With the approval and implementation of a CWA Section 404 Program, Florida has shifted permitting authority from the U.S. Army Corps of Engineers to the state.
Why would Florida apply for this change? Because it allows local government to more closely and effectively monitor Florida waters’ health (more than 50,000 miles of rivers and streams according to Florida’s DEP) and residents by maintaining the direct authority to issue and manage permits.
How to Help:
Many of us living in Florida value the natural resources around us and want to do more to help protect the rivers, lakes, and oceans in our backyard.
Below is a list of ways to stay engaged and safeguard our natural resources:
– Maintain Your Property.
Clogged and overflowing gutters don’t allow for water to take its natural course. Instead, it can cause a build-up in your gutters and create pools of water around your home. Not only can this result in damage to your property, including the siding, foundation, and landscape, it can disrupt the natural flow of water as it returns to the earth. Allstate Construction Roofing can help with that! Head on over to our Gutter Repair Services page to learn how.

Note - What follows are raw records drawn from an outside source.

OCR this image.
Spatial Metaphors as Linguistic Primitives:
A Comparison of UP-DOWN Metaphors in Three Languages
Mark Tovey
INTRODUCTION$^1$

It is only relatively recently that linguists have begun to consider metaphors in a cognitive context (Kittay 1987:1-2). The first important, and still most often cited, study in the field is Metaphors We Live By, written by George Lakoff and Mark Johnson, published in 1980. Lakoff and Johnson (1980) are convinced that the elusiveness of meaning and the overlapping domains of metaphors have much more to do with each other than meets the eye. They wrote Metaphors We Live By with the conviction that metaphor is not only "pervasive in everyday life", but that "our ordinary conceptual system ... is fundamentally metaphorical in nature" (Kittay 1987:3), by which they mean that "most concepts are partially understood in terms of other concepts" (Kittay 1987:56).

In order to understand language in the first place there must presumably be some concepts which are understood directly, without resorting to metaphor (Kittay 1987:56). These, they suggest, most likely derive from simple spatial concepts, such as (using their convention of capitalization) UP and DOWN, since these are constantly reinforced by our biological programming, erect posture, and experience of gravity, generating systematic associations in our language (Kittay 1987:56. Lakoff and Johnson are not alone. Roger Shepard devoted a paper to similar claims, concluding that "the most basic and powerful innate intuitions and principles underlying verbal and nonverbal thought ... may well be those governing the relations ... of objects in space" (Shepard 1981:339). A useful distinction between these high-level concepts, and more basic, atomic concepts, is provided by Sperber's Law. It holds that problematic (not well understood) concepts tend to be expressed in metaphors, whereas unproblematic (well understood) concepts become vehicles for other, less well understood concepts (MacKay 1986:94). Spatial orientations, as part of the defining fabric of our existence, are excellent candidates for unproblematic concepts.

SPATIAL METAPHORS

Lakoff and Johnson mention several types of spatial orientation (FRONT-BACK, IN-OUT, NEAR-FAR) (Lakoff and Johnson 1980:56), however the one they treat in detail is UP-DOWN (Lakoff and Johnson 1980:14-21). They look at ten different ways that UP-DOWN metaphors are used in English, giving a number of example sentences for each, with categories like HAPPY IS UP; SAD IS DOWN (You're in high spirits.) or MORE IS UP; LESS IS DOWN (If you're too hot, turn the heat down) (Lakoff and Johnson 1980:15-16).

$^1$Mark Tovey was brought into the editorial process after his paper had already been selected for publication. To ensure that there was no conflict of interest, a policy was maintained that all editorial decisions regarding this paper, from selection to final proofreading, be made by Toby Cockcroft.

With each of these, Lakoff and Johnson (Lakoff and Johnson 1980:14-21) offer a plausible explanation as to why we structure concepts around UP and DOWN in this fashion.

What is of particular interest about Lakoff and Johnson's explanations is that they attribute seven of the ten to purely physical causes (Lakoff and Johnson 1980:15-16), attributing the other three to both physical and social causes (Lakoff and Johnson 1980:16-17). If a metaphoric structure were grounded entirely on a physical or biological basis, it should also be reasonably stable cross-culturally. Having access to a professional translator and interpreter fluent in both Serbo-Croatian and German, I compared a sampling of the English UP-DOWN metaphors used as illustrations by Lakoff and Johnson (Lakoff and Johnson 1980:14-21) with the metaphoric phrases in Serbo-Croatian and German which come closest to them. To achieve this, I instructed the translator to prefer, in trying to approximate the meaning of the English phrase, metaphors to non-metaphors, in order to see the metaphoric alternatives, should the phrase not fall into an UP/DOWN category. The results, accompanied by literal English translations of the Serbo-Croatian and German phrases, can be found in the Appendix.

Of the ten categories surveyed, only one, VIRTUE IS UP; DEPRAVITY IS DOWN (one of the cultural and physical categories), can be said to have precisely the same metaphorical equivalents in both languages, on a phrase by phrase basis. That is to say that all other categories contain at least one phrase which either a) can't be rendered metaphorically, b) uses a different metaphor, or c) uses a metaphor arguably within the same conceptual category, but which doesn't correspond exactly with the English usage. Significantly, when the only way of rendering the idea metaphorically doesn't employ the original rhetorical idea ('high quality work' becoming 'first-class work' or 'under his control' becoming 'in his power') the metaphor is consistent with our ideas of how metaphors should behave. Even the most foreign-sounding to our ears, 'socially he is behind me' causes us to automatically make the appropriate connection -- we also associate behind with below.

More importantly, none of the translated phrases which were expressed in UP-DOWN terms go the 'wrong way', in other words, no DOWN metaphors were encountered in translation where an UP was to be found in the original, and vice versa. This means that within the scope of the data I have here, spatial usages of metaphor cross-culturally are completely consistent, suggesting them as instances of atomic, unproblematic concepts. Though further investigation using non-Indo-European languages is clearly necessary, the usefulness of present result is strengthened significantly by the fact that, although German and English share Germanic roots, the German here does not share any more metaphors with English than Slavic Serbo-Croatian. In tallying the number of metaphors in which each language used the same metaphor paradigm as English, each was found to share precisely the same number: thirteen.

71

– Dispose of Harmful Materials Properly.
Did you know that things like flea medications, household chemicals, medicines, and paints can impact Florida’s waters? Even though you’re not dumping anything directly into the water, these harmful products and chemicals can contaminate the ground or become runoff that leads directly to surface waters (streams, rivers, lakes, and more that are above ground).

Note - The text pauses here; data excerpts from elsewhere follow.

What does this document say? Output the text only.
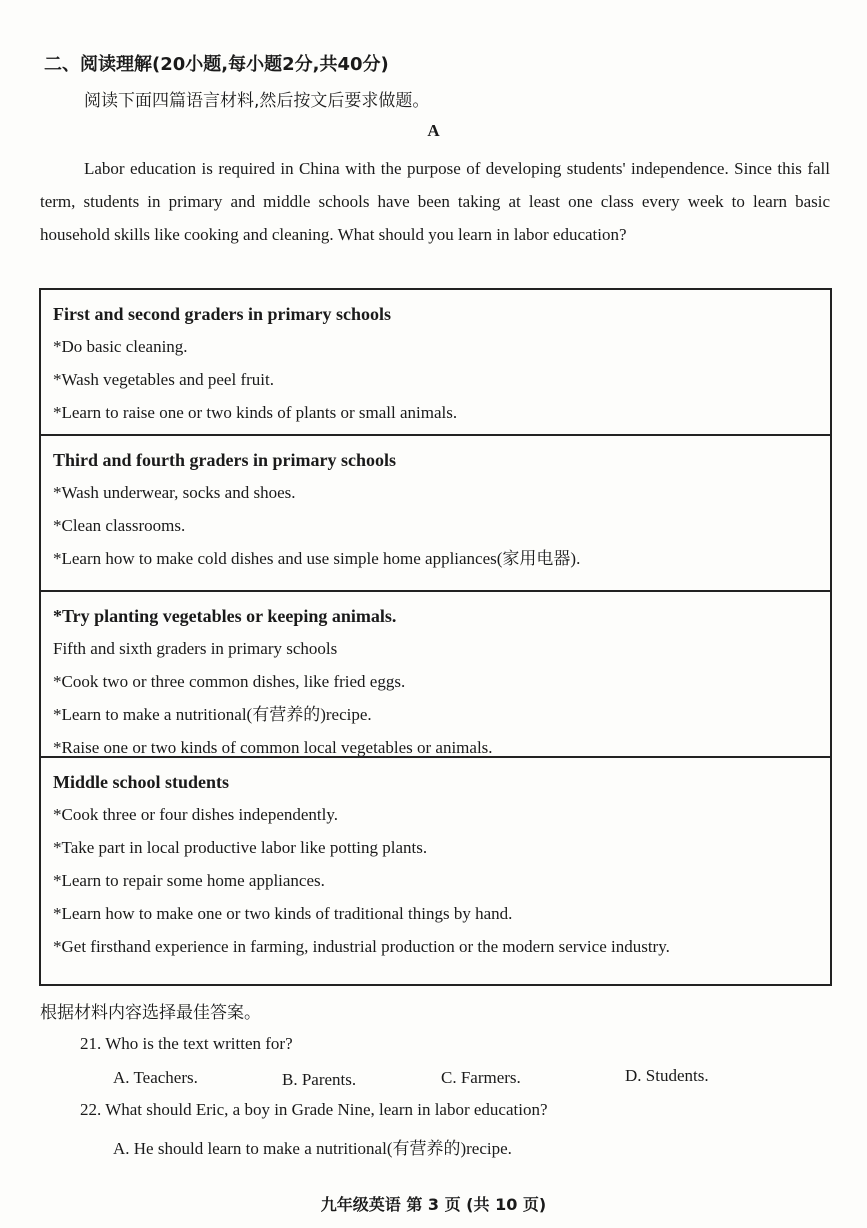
二、阅读理解(20小题,每小题2分,共40分)
阅读下面四篇语言材料,然后按文后要求做题。
A
Labor education is required in China with the purpose of developing students' independence. Since this fall term, students in primary and middle schools have been taking at least one class every week to learn basic household skills like cooking and cleaning. What should you learn in labor education?
First and second graders in primary schools
*Do basic cleaning.
*Wash vegetables and peel fruit.
*Learn to raise one or two kinds of plants or small animals.
Third and fourth graders in primary schools
*Wash underwear, socks and shoes.
*Clean classrooms.
*Learn how to make cold dishes and use simple home appliances(家用电器).
*Try planting vegetables or keeping animals.
Fifth and sixth graders in primary schools
*Cook two or three common dishes, like fried eggs.
*Learn to make a nutritional(有营养的)recipe.
*Raise one or two kinds of common local vegetables or animals.
Middle school students
*Cook three or four dishes independently.
*Take part in local productive labor like potting plants.
*Learn to repair some home appliances.
*Learn how to make one or two kinds of traditional things by hand.
*Get firsthand experience in farming, industrial production or the modern service industry.
根据材料内容选择最佳答案。
21. Who is the text written for?
A. Teachers.	B. Parents.	C. Farmers.	D. Students.
22. What should Eric, a boy in Grade Nine, learn in labor education?
A. He should learn to make a nutritional(有营养的)recipe.
九年级英语 第 3 页 (共 10 页)
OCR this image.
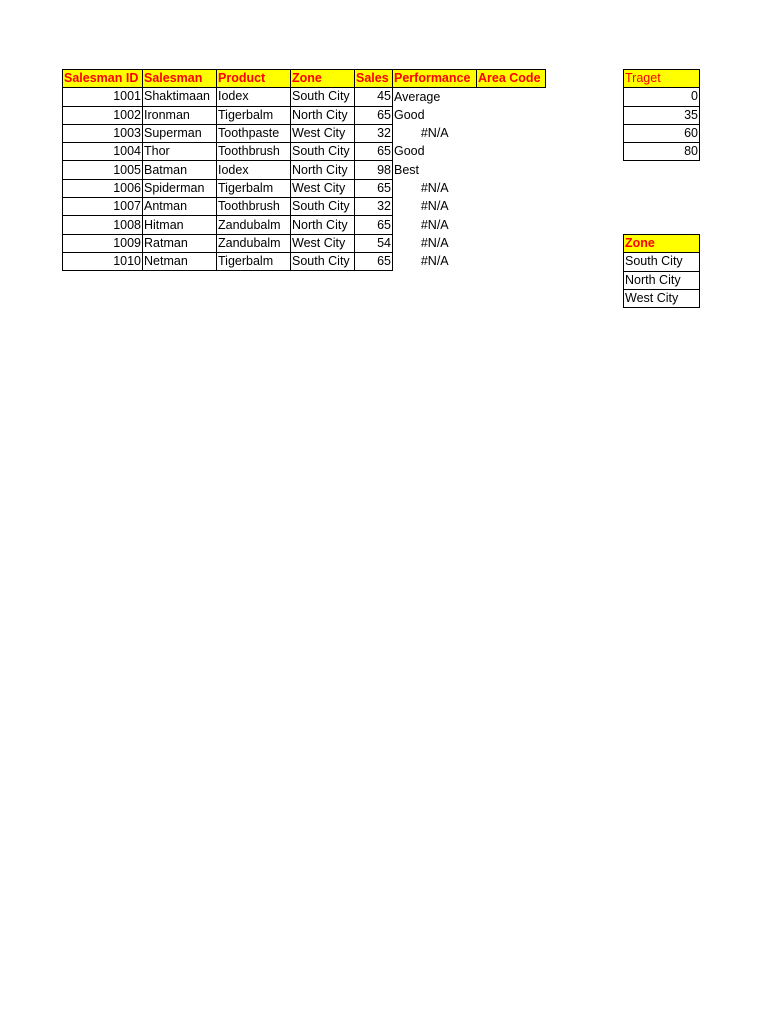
Salesman ID	Salesman	Product	Zone	Sales	Performance	Area Code
1001	Shaktimaan	Iodex	South City	45	Average	
1002	Ironman	Tigerbalm	North City	65	Good	
1003	Superman	Toothpaste	West City	32	#N/A	
1004	Thor	Toothbrush	South City	65	Good	
1005	Batman	Iodex	North City	98	Best	
1006	Spiderman	Tigerbalm	West City	65	#N/A	
1007	Antman	Toothbrush	South City	32	#N/A	
1008	Hitman	Zandubalm	North City	65	#N/A	
1009	Ratman	Zandubalm	West City	54	#N/A	
1010	Netman	Tigerbalm	South City	65	#N/A	
Traget
0
35
60
80
Zone
South City
North City
West City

– Get Involved in Your Community.
Support local cleanups of beaches or wetlands or join forces with your neighbors. Street drains are a common place that people dump materials into, so stenciling a message nearby can serve as a great reminder to stop. Helping to protect our waters and raise awareness are both great outcomes that result from joining local organizations and groups.
Florida is a fantastic state, full of beautiful natural resources around every corner. With the Federal Government’s support and the commitment to maintaining clean water from our local state and people like us, we can protect our natural resources for future generations to come.